Потом моя семья переехала, я пошла в другую школу. Наверно, переехали куда-то и Людка с бабкой.

Когда Людка училась в седьмом-восьмом классе, она часто приходила в район, где жила Танюшка, моя школьная подруга, где жил мой будущий, а теперь уж бывший и даже покойный муж. Его тогда все звали Павликом. И я тогда еще не была с ним знакома.

Это был приличный для тех времен район недавно построенных деревянных двухэтажек. Позже, выйдя замуж, я и сама жила там с Павликом несколько лет. Неподалеку находился учительский дом, там жили порядочные, по определению Танюшки, люди, и дети у них были тоже порядочные, дети учителей. А во дворе стояла беседка. Летними вечерами там собирались подростки: старшая сестра Танюшки Валька, Галя Семукова, пару лет назад уснувшая и не заметившая своей смерти, приходил туда и Павлик, приходили учительские дети... Людка  играла им на аккордеоне, а они танцевали. Это было начало шестидесятых, Битлз тогда ещё не знали, даже подпольно. Я у Танюшки спросила:

-Какую музыку она играла?

-"Сиреневый туман", "Маленький цветочек", еще что-то.

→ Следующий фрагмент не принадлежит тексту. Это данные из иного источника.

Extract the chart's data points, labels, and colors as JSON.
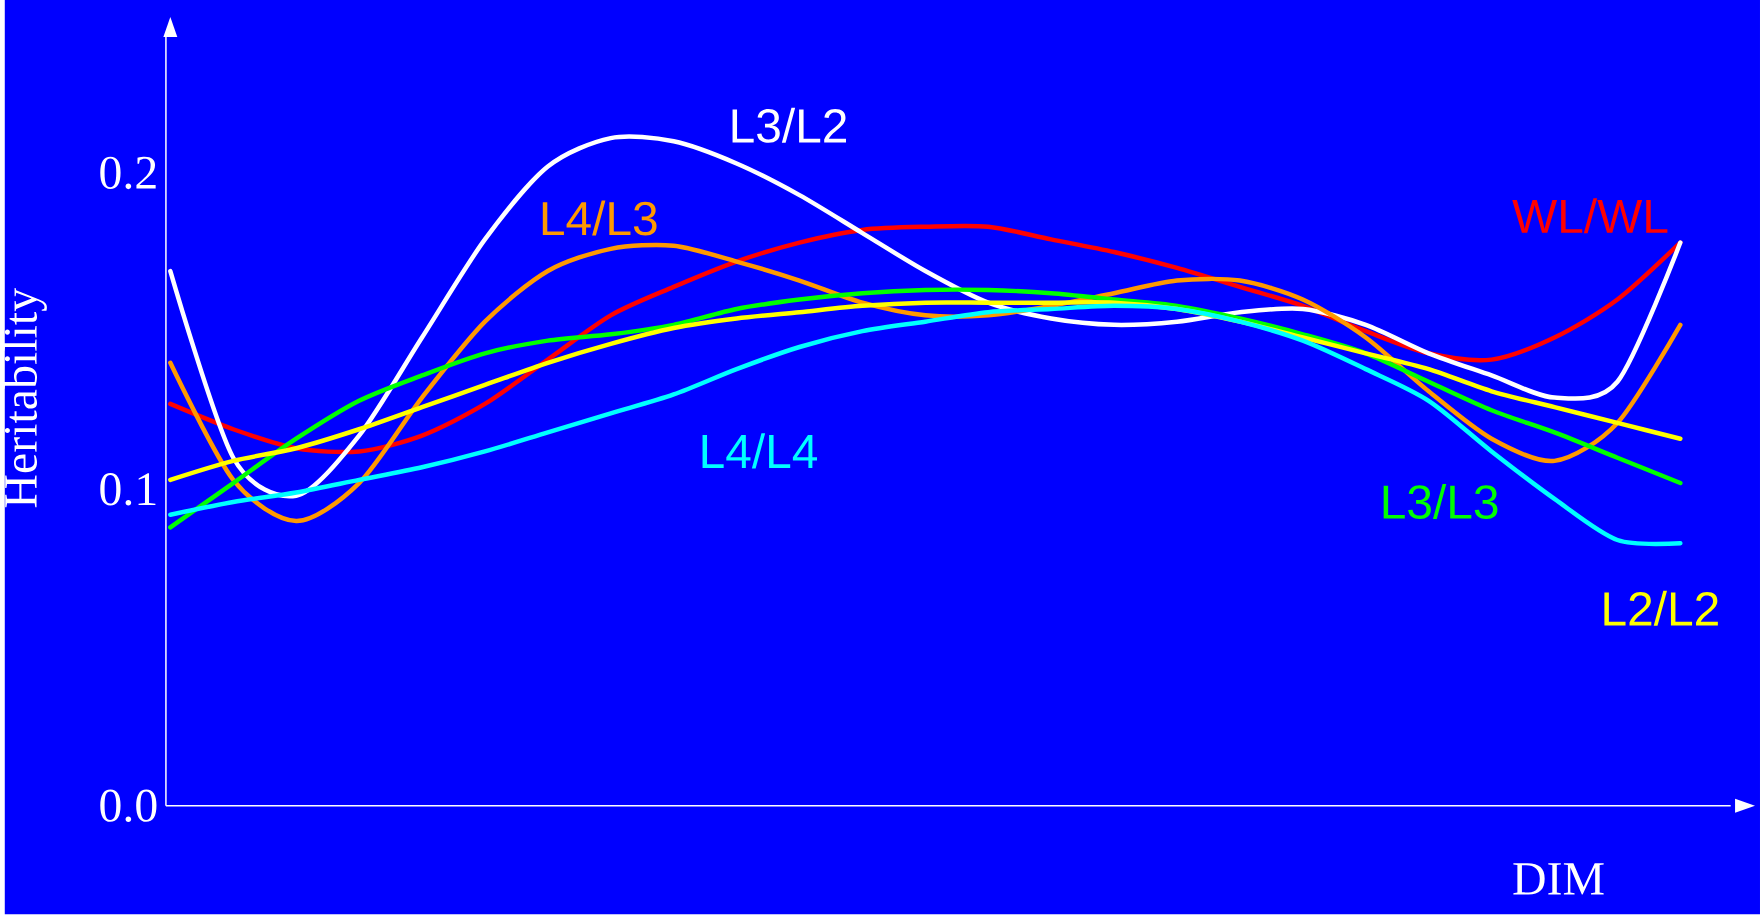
{
  "chart_data": {
    "type": "line",
    "xlabel": "DIM",
    "ylabel": "Heritability",
    "categories": [
      null,
      null,
      null,
      null,
      null,
      null,
      null,
      null,
      null,
      null,
      null,
      null,
      null,
      null,
      null,
      null,
      null,
      null,
      null,
      null,
      null,
      null,
      null,
      null,
      null
    ],
    "series": [
      {
        "name": "WL/WL",
        "color": "#ff0000",
        "values": [
          0.127,
          0.119,
          0.113,
          0.112,
          0.117,
          0.127,
          0.141,
          0.155,
          0.164,
          0.172,
          0.178,
          0.182,
          0.183,
          0.183,
          0.179,
          0.175,
          0.17,
          0.164,
          0.158,
          0.15,
          0.143,
          0.141,
          0.148,
          0.16,
          0.178
        ]
      },
      {
        "name": "L3/L2",
        "color": "#ffffff",
        "values": [
          0.169,
          0.11,
          0.098,
          0.117,
          0.148,
          0.179,
          0.202,
          0.211,
          0.21,
          0.203,
          0.193,
          0.181,
          0.169,
          0.159,
          0.154,
          0.152,
          0.153,
          0.156,
          0.157,
          0.152,
          0.143,
          0.136,
          0.129,
          0.134,
          0.178
        ]
      },
      {
        "name": "L4/L3",
        "color": "#ff9900",
        "values": [
          0.14,
          0.103,
          0.09,
          0.102,
          0.129,
          0.153,
          0.169,
          0.176,
          0.177,
          0.172,
          0.166,
          0.159,
          0.155,
          0.155,
          0.158,
          0.162,
          0.166,
          0.166,
          0.16,
          0.148,
          0.131,
          0.116,
          0.109,
          0.121,
          0.152
        ]
      },
      {
        "name": "L3/L3",
        "color": "#00ff00",
        "values": [
          0.088,
          0.102,
          0.116,
          0.128,
          0.136,
          0.143,
          0.147,
          0.149,
          0.152,
          0.157,
          0.16,
          0.162,
          0.163,
          0.163,
          0.162,
          0.16,
          0.158,
          0.154,
          0.149,
          0.143,
          0.134,
          0.125,
          0.118,
          0.11,
          0.102
        ]
      },
      {
        "name": "L2/L2",
        "color": "#ffff00",
        "values": [
          0.103,
          0.109,
          0.113,
          0.119,
          0.126,
          0.133,
          0.14,
          0.146,
          0.151,
          0.154,
          0.156,
          0.158,
          0.159,
          0.159,
          0.159,
          0.159,
          0.157,
          0.153,
          0.148,
          0.143,
          0.138,
          0.131,
          0.126,
          0.121,
          0.116
        ]
      },
      {
        "name": "L4/L4",
        "color": "#00ffff",
        "values": [
          0.092,
          0.096,
          0.099,
          0.103,
          0.107,
          0.112,
          0.118,
          0.124,
          0.13,
          0.138,
          0.145,
          0.15,
          0.153,
          0.156,
          0.157,
          0.158,
          0.157,
          0.153,
          0.147,
          0.138,
          0.128,
          0.112,
          0.097,
          0.084,
          0.083
        ]
      }
    ],
    "ylim": [
      0,
      0.243
    ],
    "yticks": [
      {
        "value": 0,
        "label": "0.0"
      },
      0.1,
      0.2
    ],
    "tick_labels": "y",
    "grid": false,
    "legend": false,
    "marker": "none",
    "line_style": "solid"
  }
}
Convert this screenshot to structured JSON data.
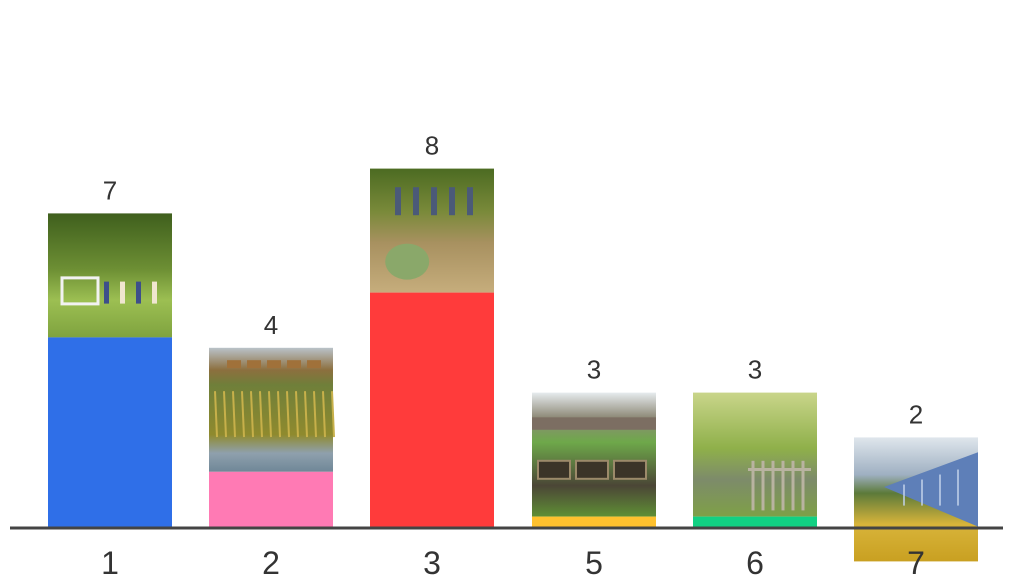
{
  "chart_data": {
    "type": "bar",
    "categories": [
      "1",
      "2",
      "3",
      "5",
      "6",
      "7"
    ],
    "values": [
      7,
      4,
      8,
      3,
      3,
      2
    ],
    "colors": [
      "#2f6fe8",
      "#ff7ab4",
      "#ff3b3b",
      "#ffc12e",
      "#12d083",
      "#9a9cf2"
    ],
    "picture_scenes": [
      "soccer-field",
      "wetland-reeds",
      "hillside-planting",
      "raised-garden-beds",
      "orchard-with-gate",
      "solar-panels-meadow"
    ],
    "title": "",
    "xlabel": "",
    "ylabel": "",
    "ylim": [
      0,
      8
    ],
    "grid": false,
    "legend": "none"
  }
}
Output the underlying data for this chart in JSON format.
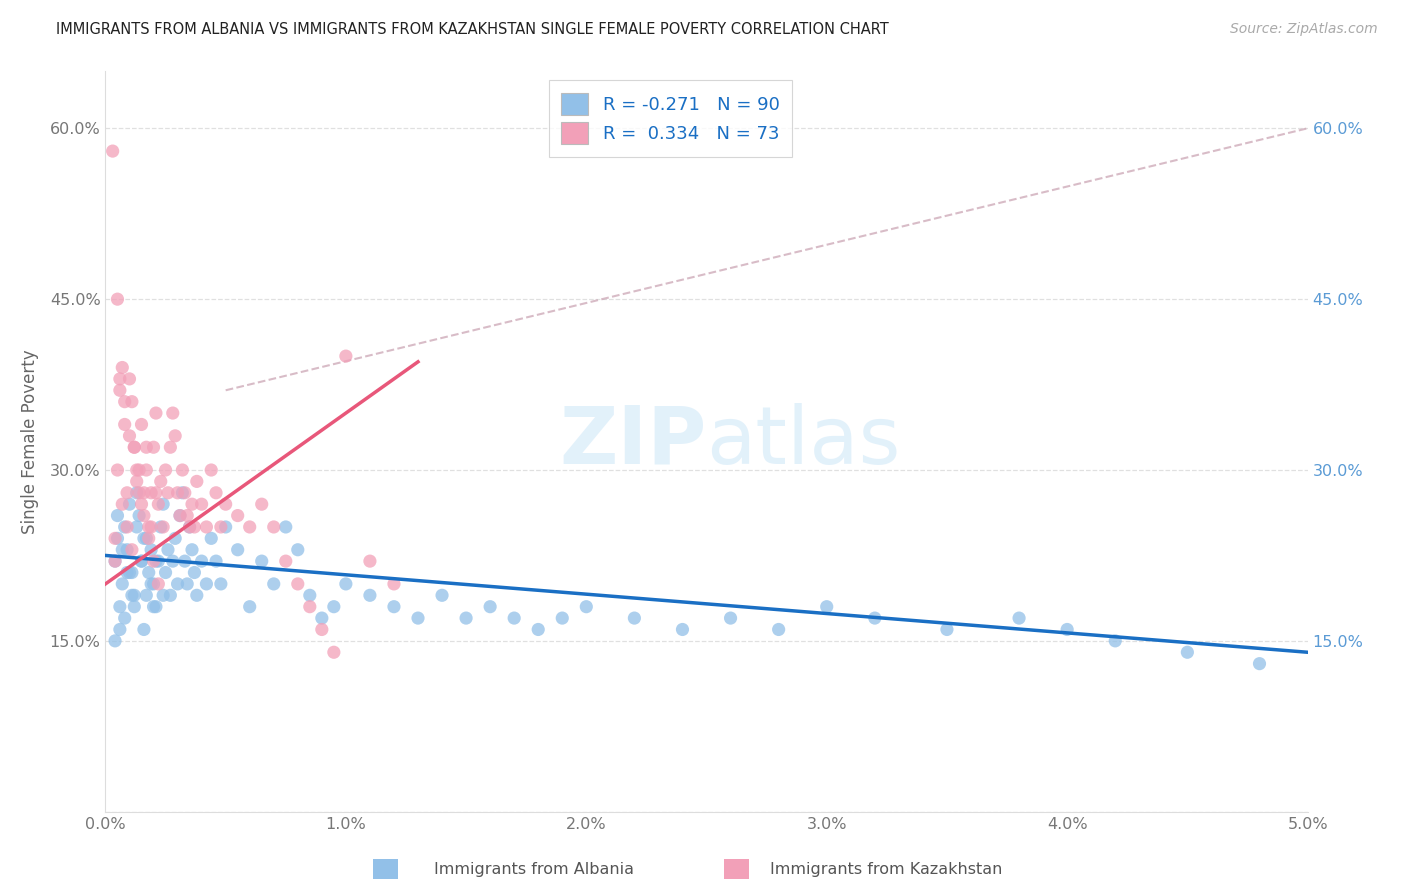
{
  "title": "IMMIGRANTS FROM ALBANIA VS IMMIGRANTS FROM KAZAKHSTAN SINGLE FEMALE POVERTY CORRELATION CHART",
  "source": "Source: ZipAtlas.com",
  "ylabel": "Single Female Poverty",
  "albania_color": "#92c0e8",
  "kazakhstan_color": "#f2a0b8",
  "albania_R": -0.271,
  "albania_N": 90,
  "kazakhstan_R": 0.334,
  "kazakhstan_N": 73,
  "albania_line_color": "#1a6fc4",
  "kazakhstan_line_color": "#e8577a",
  "dashed_line_color": "#c8a0b0",
  "legend_text_color": "#1a6fc4",
  "right_tick_color": "#5b9bd5",
  "watermark_color": "#d0e8f8",
  "background_color": "#ffffff",
  "xlim": [
    0.0,
    5.0
  ],
  "ylim": [
    0.0,
    65.0
  ],
  "x_ticks": [
    0.0,
    1.0,
    2.0,
    3.0,
    4.0,
    5.0
  ],
  "y_ticks": [
    0.0,
    15.0,
    30.0,
    45.0,
    60.0
  ],
  "albania_x": [
    0.04,
    0.05,
    0.06,
    0.07,
    0.08,
    0.09,
    0.1,
    0.11,
    0.12,
    0.13,
    0.14,
    0.15,
    0.16,
    0.17,
    0.18,
    0.19,
    0.2,
    0.21,
    0.22,
    0.23,
    0.24,
    0.25,
    0.26,
    0.27,
    0.28,
    0.29,
    0.3,
    0.31,
    0.32,
    0.33,
    0.34,
    0.35,
    0.36,
    0.37,
    0.38,
    0.4,
    0.42,
    0.44,
    0.46,
    0.48,
    0.5,
    0.55,
    0.6,
    0.65,
    0.7,
    0.75,
    0.8,
    0.85,
    0.9,
    0.95,
    1.0,
    1.1,
    1.2,
    1.3,
    1.4,
    1.5,
    1.6,
    1.7,
    1.8,
    1.9,
    2.0,
    2.2,
    2.4,
    2.6,
    2.8,
    3.0,
    3.2,
    3.5,
    3.8,
    4.0,
    4.2,
    4.5,
    4.8,
    0.05,
    0.07,
    0.09,
    0.11,
    0.13,
    0.15,
    0.17,
    0.19,
    0.21,
    0.08,
    0.06,
    0.04,
    0.12,
    0.16,
    0.2,
    0.24,
    0.1
  ],
  "albania_y": [
    22.0,
    24.0,
    18.0,
    20.0,
    25.0,
    23.0,
    27.0,
    21.0,
    19.0,
    28.0,
    26.0,
    22.0,
    24.0,
    19.0,
    21.0,
    23.0,
    20.0,
    18.0,
    22.0,
    25.0,
    27.0,
    21.0,
    23.0,
    19.0,
    22.0,
    24.0,
    20.0,
    26.0,
    28.0,
    22.0,
    20.0,
    25.0,
    23.0,
    21.0,
    19.0,
    22.0,
    20.0,
    24.0,
    22.0,
    20.0,
    25.0,
    23.0,
    18.0,
    22.0,
    20.0,
    25.0,
    23.0,
    19.0,
    17.0,
    18.0,
    20.0,
    19.0,
    18.0,
    17.0,
    19.0,
    17.0,
    18.0,
    17.0,
    16.0,
    17.0,
    18.0,
    17.0,
    16.0,
    17.0,
    16.0,
    18.0,
    17.0,
    16.0,
    17.0,
    16.0,
    15.0,
    14.0,
    13.0,
    26.0,
    23.0,
    21.0,
    19.0,
    25.0,
    22.0,
    24.0,
    20.0,
    22.0,
    17.0,
    16.0,
    15.0,
    18.0,
    16.0,
    18.0,
    19.0,
    21.0
  ],
  "kazakhstan_x": [
    0.04,
    0.05,
    0.06,
    0.07,
    0.08,
    0.09,
    0.1,
    0.11,
    0.12,
    0.13,
    0.14,
    0.15,
    0.16,
    0.17,
    0.18,
    0.19,
    0.2,
    0.21,
    0.22,
    0.23,
    0.24,
    0.25,
    0.26,
    0.27,
    0.28,
    0.29,
    0.3,
    0.31,
    0.32,
    0.33,
    0.34,
    0.35,
    0.36,
    0.37,
    0.38,
    0.4,
    0.42,
    0.44,
    0.46,
    0.48,
    0.5,
    0.55,
    0.6,
    0.65,
    0.7,
    0.75,
    0.8,
    0.85,
    0.9,
    0.95,
    1.0,
    1.1,
    1.2,
    0.05,
    0.07,
    0.09,
    0.11,
    0.13,
    0.15,
    0.17,
    0.19,
    0.21,
    0.04,
    0.06,
    0.08,
    0.1,
    0.12,
    0.14,
    0.16,
    0.18,
    0.2,
    0.22,
    0.03
  ],
  "kazakhstan_y": [
    22.0,
    45.0,
    37.0,
    39.0,
    34.0,
    28.0,
    38.0,
    36.0,
    32.0,
    30.0,
    28.0,
    34.0,
    26.0,
    30.0,
    24.0,
    28.0,
    32.0,
    35.0,
    27.0,
    29.0,
    25.0,
    30.0,
    28.0,
    32.0,
    35.0,
    33.0,
    28.0,
    26.0,
    30.0,
    28.0,
    26.0,
    25.0,
    27.0,
    25.0,
    29.0,
    27.0,
    25.0,
    30.0,
    28.0,
    25.0,
    27.0,
    26.0,
    25.0,
    27.0,
    25.0,
    22.0,
    20.0,
    18.0,
    16.0,
    14.0,
    40.0,
    22.0,
    20.0,
    30.0,
    27.0,
    25.0,
    23.0,
    29.0,
    27.0,
    32.0,
    25.0,
    28.0,
    24.0,
    38.0,
    36.0,
    33.0,
    32.0,
    30.0,
    28.0,
    25.0,
    22.0,
    20.0,
    58.0
  ],
  "albania_reg_x0": 0.0,
  "albania_reg_y0": 22.5,
  "albania_reg_x1": 5.0,
  "albania_reg_y1": 14.0,
  "kazakhstan_reg_x0": 0.0,
  "kazakhstan_reg_y0": 20.0,
  "kazakhstan_reg_x1": 1.0,
  "kazakhstan_reg_y1": 35.0,
  "dashed_x0": 0.5,
  "dashed_y0": 37.0,
  "dashed_x1": 5.0,
  "dashed_y1": 60.0
}
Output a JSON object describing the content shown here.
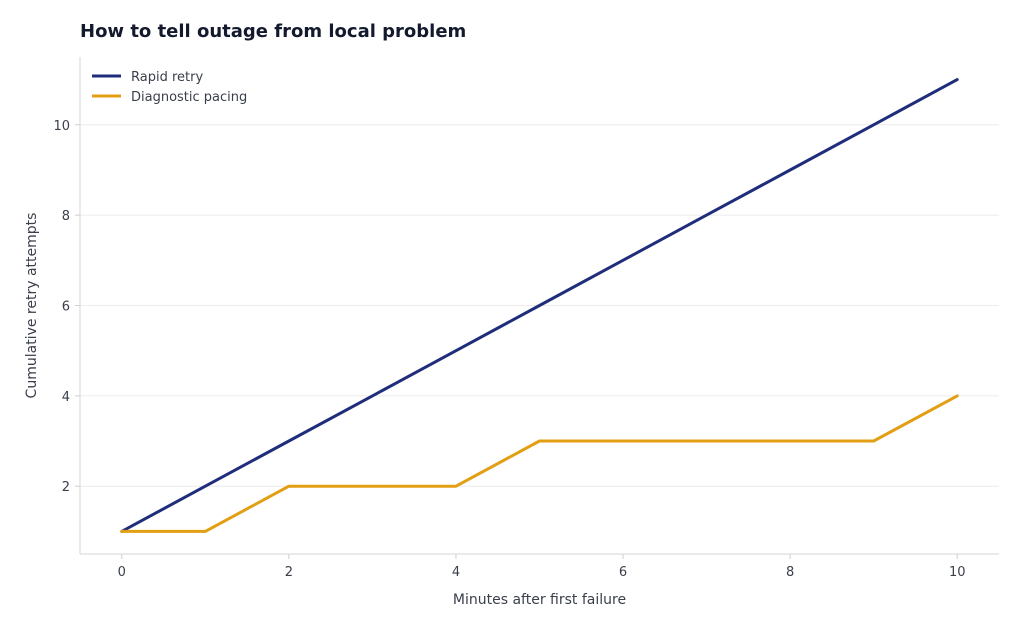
{
  "chart_data": {
    "type": "line",
    "title": "How to tell outage from local problem",
    "xlabel": "Minutes after first failure",
    "ylabel": "Cumulative retry attempts",
    "x": [
      0,
      1,
      2,
      3,
      4,
      5,
      6,
      7,
      8,
      9,
      10
    ],
    "xlim": [
      -0.5,
      10.5
    ],
    "ylim": [
      0.5,
      11.5
    ],
    "xticks": [
      0,
      2,
      4,
      6,
      8,
      10
    ],
    "yticks": [
      2,
      4,
      6,
      8,
      10
    ],
    "grid": "horizontal",
    "legend": "top-left",
    "series": [
      {
        "name": "Rapid retry",
        "color": "#1f2d7b",
        "values": [
          1,
          2,
          3,
          4,
          5,
          6,
          7,
          8,
          9,
          10,
          11
        ]
      },
      {
        "name": "Diagnostic pacing",
        "color": "#e39f14",
        "values": [
          1,
          1,
          2,
          2,
          2,
          3,
          3,
          3,
          3,
          3,
          4
        ]
      }
    ]
  }
}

Танька в то лето в шестой класс переходила, для танцев не созрела ещё, а посему с увлечением играла в прятки с ровесниками, с Вовкой Расовым, будущим алкашом, гордо называвшим себя королём Октябрьского проспекта. Больше, кстати, никто его так не называл, не знал никто, видать, ничего о его громком титуле.  Танюшка не танцевала, а вот Валька, её четырнадцатилетняя сестра, увлеченно танцевала каждый вечер,  домой возвращалась в двенадцатом часу, и каждый вечер мать её нещадно лупила за позднее возвращение.  Но на следующий день Валька снова была у беседки.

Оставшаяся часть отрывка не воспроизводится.